The research suggests that widely used data from National Institutes of Health surveys paint an incomplete picture of immigrant health because many of the questions on the surveys inquire specifically about health care interactions.
Those questions miss the many immigrants who, for a variety of reasons, do not seek health care at all, said Jen'nan Read, a Duke sociologist who authored the study along with doctoral candidate Megan Reynolds.
The result: While immigrants may not be visibly ill when they start their lives in the United States, they may have underlying, chronic maladies like high blood pressure that can go undetected for years because they simply don't know they're sick, Read said. Over time, immigrants' likelihood of interacting with the healthcare system increases as they become more comfortable with life in their new country and are then more likely to think seriously about their health, Read said.
Read and Reynolds draw their conclusions from a new analysis of the same NIH data, called the National Health Interview Surveys. The new Duke research will appear in the March issue of the Journal of Health and Social Behavior.
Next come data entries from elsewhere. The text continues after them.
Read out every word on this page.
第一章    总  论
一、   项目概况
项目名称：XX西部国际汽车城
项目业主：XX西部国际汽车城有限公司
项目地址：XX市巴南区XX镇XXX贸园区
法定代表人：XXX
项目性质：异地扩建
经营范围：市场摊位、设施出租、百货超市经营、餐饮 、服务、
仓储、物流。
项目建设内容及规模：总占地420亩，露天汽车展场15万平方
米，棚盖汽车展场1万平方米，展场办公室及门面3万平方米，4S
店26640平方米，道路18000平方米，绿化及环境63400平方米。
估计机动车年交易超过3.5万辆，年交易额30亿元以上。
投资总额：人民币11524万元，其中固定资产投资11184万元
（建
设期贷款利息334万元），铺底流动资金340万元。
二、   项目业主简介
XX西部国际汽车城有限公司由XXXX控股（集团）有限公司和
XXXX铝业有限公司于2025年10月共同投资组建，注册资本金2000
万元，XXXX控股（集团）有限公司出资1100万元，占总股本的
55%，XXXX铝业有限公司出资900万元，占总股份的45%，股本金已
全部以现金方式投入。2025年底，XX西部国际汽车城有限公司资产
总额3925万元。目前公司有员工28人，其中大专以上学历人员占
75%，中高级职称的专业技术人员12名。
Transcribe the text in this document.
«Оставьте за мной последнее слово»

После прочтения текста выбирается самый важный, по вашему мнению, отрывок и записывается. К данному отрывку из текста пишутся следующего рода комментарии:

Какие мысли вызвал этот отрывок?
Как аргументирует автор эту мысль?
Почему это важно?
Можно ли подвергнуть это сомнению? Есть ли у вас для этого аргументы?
The findings suggest that that immigrants may live in the U.S. for years before ever seeing a doctor, whether due to a lack of insurance, language difficulties or other barriers. As a result, immigrants don't receive ongoing care for illnesses that can be relatively easy to treat, but can eventually become a drain on the American health care system when a serious problem - like a heart attack or stroke - does arise.
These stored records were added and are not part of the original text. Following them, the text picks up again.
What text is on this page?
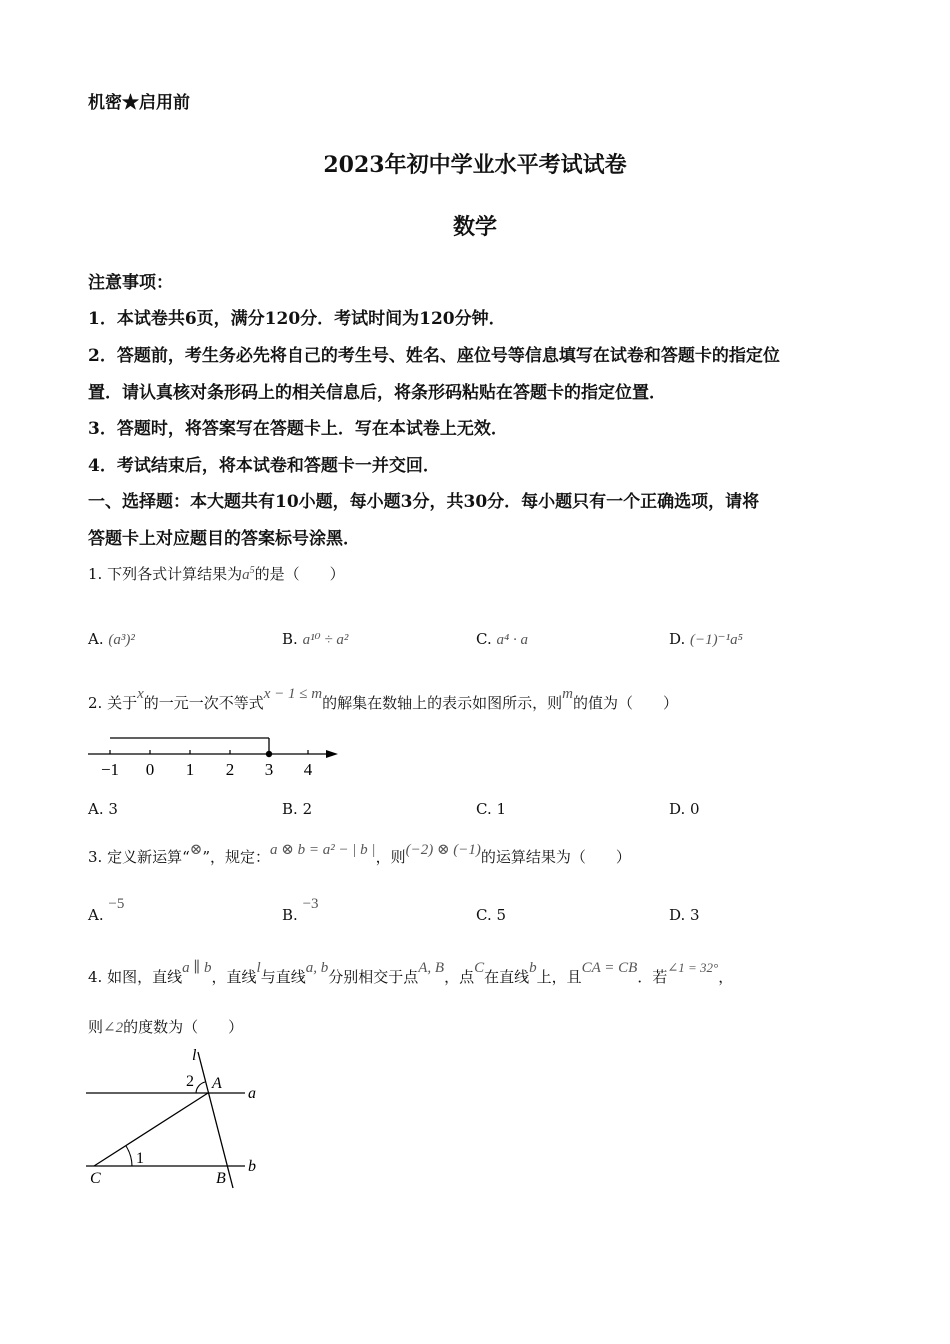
机密★启用前
2023年初中学业水平考试试卷
数学
注意事项：
1．本试卷共6页，满分120分．考试时间为120分钟．
2．答题前，考生务必先将自己的考生号、姓名、座位号等信息填写在试卷和答题卡的指定位
置．请认真核对条形码上的相关信息后，将条形码粘贴在答题卡的指定位置．
3．答题时，将答案写在答题卡上．写在本试卷上无效．
4．考试结束后，将本试卷和答题卡一并交回．
一、选择题：本大题共有10小题，每小题3分，共30分．每小题只有一个正确选项，请将
答题卡上对应题目的答案标号涂黑．
1. 下列各式计算结果为$a^5$的是（　　）
A. (a³)²	B. a¹⁰ ÷ a²	C. a⁴ · a	D. (−1)⁻¹a⁵
2. 关于x的一元一次不等式x − 1 ≤ m的解集在数轴上的表示如图所示，则m的值为（　　）
−1 0 1 2 3 4
A. 3	B. 2	C. 1	D. 0
3. 定义新运算“⊗”，规定：a ⊗ b = a² − | b |，则(−2) ⊗ (−1)的运算结果为（　　）
A. −5
B. −3
C. 5	D. 3
4. 如图，直线a ∥ b，直线l与直线a, b分别相交于点A, B，点C在直线b上，且CA = CB．若∠1 = 32°，
则∠2的度数为（　　）
l
2 A
a
1
C	B
b
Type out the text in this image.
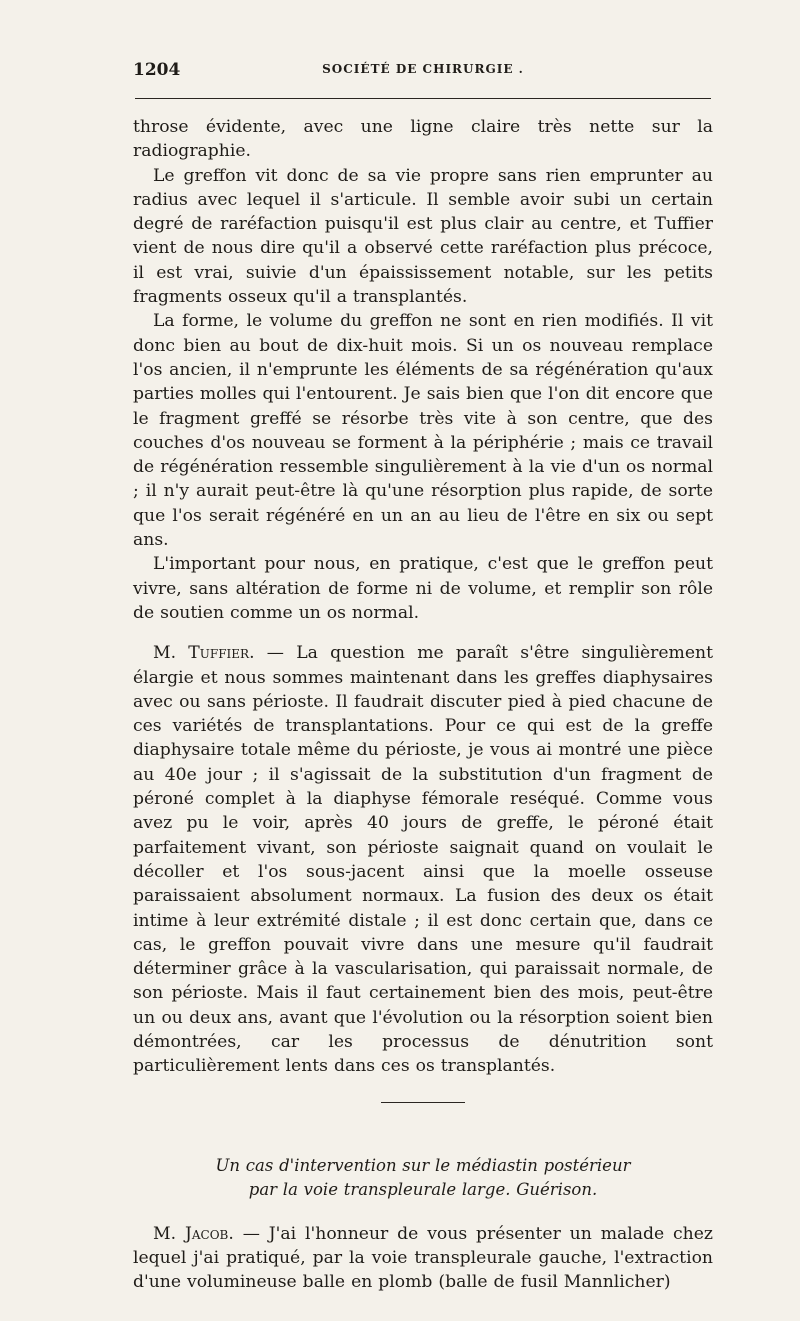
1204	SOCIÉTÉ DE CHIRURGIE .

throse évidente, avec une ligne claire très nette sur la radiographie.

Le greffon vit donc de sa vie propre sans rien emprunter au radius avec lequel il s'articule. Il semble avoir subi un certain degré de raréfaction puisqu'il est plus clair au centre, et Tuffier vient de nous dire qu'il a observé cette raréfaction plus précoce, il est vrai, suivie d'un épaississement notable, sur les petits fragments osseux qu'il a transplantés.

La forme, le volume du greffon ne sont en rien modifiés. Il vit donc bien au bout de dix-huit mois. Si un os nouveau remplace l'os ancien, il n'emprunte les éléments de sa régénération qu'aux parties molles qui l'entourent. Je sais bien que l'on dit encore que le fragment greffé se résorbe très vite à son centre, que des couches d'os nouveau se forment à la périphérie ; mais ce travail de régénération ressemble singulièrement à la vie d'un os normal ; il n'y aurait peut-être là qu'une résorption plus rapide, de sorte que l'os serait régénéré en un an au lieu de l'être en six ou sept ans.

L'important pour nous, en pratique, c'est que le greffon peut vivre, sans altération de forme ni de volume, et remplir son rôle de soutien comme un os normal.

M. Tuffier. — La question me paraît s'être singulièrement élargie et nous sommes maintenant dans les greffes diaphysaires avec ou sans périoste. Il faudrait discuter pied à pied chacune de ces variétés de transplantations. Pour ce qui est de la greffe diaphysaire totale même du périoste, je vous ai montré une pièce au 40e jour ; il s'agissait de la substitution d'un fragment de péroné complet à la diaphyse fémorale reséqué. Comme vous avez pu le voir, après 40 jours de greffe, le péroné était parfaitement vivant, son périoste saignait quand on voulait le décoller et l'os sous-jacent ainsi que la moelle osseuse paraissaient absolument normaux. La fusion des deux os était intime à leur extrémité distale ; il est donc certain que, dans ce cas, le greffon pouvait vivre dans une mesure qu'il faudrait déterminer grâce à la vascularisation, qui paraissait normale, de son périoste. Mais il faut certainement bien des mois, peut-être un ou deux ans, avant que l'évolution ou la résorption soient bien démontrées, car les processus de dénutrition sont particulièrement lents dans ces os transplantés.

Un cas d'intervention sur le médiastin postérieur
par la voie transpleurale large. Guérison.

M. Jacob. — J'ai l'honneur de vous présenter un malade chez lequel j'ai pratiqué, par la voie transpleurale gauche, l'extraction d'une volumineuse balle en plomb (balle de fusil Mannlicher)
"It's a big hit," Read said. "They don't have a regular doctor to go to so they'll end up in the emergency room."
Read and Reynolds crunched reams of NIH data derived from surveys of both U.S.-born men and women and Mexican and Middle Eastern immigrants of both genders. The results show that far fewer immigrants see doctors than U.S.-born men and women.
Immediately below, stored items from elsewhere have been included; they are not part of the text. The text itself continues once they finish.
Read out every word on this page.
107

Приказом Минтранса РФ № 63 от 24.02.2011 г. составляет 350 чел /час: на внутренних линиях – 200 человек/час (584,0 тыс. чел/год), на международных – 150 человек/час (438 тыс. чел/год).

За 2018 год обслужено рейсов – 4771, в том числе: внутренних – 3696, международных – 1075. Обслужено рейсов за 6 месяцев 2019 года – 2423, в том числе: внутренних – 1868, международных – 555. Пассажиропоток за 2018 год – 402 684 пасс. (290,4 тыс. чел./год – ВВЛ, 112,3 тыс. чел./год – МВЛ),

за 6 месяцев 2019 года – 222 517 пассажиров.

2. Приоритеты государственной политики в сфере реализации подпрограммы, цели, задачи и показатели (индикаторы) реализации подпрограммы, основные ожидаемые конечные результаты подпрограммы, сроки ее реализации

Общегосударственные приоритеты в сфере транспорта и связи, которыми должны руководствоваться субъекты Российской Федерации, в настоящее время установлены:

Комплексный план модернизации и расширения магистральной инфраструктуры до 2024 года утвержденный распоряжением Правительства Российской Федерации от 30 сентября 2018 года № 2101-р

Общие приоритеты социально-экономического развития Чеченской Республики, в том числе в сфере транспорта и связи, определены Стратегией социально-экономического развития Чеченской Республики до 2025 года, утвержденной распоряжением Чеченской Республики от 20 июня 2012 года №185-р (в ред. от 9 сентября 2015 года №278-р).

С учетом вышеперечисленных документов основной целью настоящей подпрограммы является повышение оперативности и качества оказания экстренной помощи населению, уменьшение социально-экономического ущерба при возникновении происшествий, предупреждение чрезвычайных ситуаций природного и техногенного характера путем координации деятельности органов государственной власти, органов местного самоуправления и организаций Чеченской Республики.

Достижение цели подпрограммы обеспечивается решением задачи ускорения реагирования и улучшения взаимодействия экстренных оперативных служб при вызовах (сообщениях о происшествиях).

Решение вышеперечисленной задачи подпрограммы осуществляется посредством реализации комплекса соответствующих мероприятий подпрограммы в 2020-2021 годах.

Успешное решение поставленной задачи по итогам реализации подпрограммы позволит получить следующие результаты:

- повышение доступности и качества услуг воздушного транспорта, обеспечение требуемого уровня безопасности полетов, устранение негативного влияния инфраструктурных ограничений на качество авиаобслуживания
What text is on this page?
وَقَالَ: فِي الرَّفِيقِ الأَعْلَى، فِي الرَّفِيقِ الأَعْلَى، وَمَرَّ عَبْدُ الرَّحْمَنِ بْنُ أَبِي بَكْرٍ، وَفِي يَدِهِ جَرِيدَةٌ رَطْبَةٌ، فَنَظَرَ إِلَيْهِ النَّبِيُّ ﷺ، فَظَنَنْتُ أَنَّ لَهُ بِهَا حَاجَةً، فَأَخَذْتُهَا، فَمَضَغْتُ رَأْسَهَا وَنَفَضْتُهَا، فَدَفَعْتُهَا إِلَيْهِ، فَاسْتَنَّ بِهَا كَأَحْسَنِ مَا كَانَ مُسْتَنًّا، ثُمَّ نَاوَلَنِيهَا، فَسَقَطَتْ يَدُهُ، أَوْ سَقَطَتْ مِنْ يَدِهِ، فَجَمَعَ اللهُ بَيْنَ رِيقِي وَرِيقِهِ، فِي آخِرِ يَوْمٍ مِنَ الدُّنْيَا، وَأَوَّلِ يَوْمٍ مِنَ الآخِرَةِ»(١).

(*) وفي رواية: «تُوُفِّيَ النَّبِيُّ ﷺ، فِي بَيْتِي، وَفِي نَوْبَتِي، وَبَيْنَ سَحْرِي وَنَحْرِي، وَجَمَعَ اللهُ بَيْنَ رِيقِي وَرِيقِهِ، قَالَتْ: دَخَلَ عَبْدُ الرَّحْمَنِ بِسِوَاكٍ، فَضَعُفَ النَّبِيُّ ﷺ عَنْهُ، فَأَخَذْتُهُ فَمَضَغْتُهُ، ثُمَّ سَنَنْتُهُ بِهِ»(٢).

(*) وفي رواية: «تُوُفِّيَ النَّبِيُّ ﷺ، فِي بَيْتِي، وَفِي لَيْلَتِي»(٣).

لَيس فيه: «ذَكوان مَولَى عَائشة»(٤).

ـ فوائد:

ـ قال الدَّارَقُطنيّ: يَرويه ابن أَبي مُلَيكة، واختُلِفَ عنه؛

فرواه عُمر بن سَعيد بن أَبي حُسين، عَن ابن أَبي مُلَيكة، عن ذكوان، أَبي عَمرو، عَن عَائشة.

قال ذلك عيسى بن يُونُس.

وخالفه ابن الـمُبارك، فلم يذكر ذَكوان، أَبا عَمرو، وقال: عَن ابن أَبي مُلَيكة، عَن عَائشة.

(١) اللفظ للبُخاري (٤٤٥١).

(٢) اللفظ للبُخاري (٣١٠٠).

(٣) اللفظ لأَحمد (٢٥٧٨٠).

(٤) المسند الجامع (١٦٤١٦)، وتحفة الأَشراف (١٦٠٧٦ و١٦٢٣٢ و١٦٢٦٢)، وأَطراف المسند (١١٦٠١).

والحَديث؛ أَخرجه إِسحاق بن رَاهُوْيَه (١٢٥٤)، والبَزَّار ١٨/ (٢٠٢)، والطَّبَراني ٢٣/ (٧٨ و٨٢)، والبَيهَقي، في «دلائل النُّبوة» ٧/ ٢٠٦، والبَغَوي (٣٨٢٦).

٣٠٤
And men are particularly slow to seek doctor's care, the study finds. For example: the data show that 3.6 percent of U.S.-born men surveyed had gone five years without seeing a doctor. By comparison, 6.3 percent of male Middle-Eastern immigrants had gone five years without seeing a doctor, and more than 16 percent of male Mexican immigrants had done so.
About 16 percent of U.S.-born men reported having no usual place to seek medical care, compared to nearly 24 percent of Middle-Eastern men and more than 46 percent of Mexican men surveyed.
While the lack of insurance matters, there are other factors at work, Read said. Immigrants are generally healthy when they arrive in the United States, and while women are likely to seek medical help for reproductive issues or child care, men are often more interested in finding work and providing for their families than worrying about their own health, Read said.
"The last thing an immigrant is thinking is 'I should go to a doctor,' " Read said.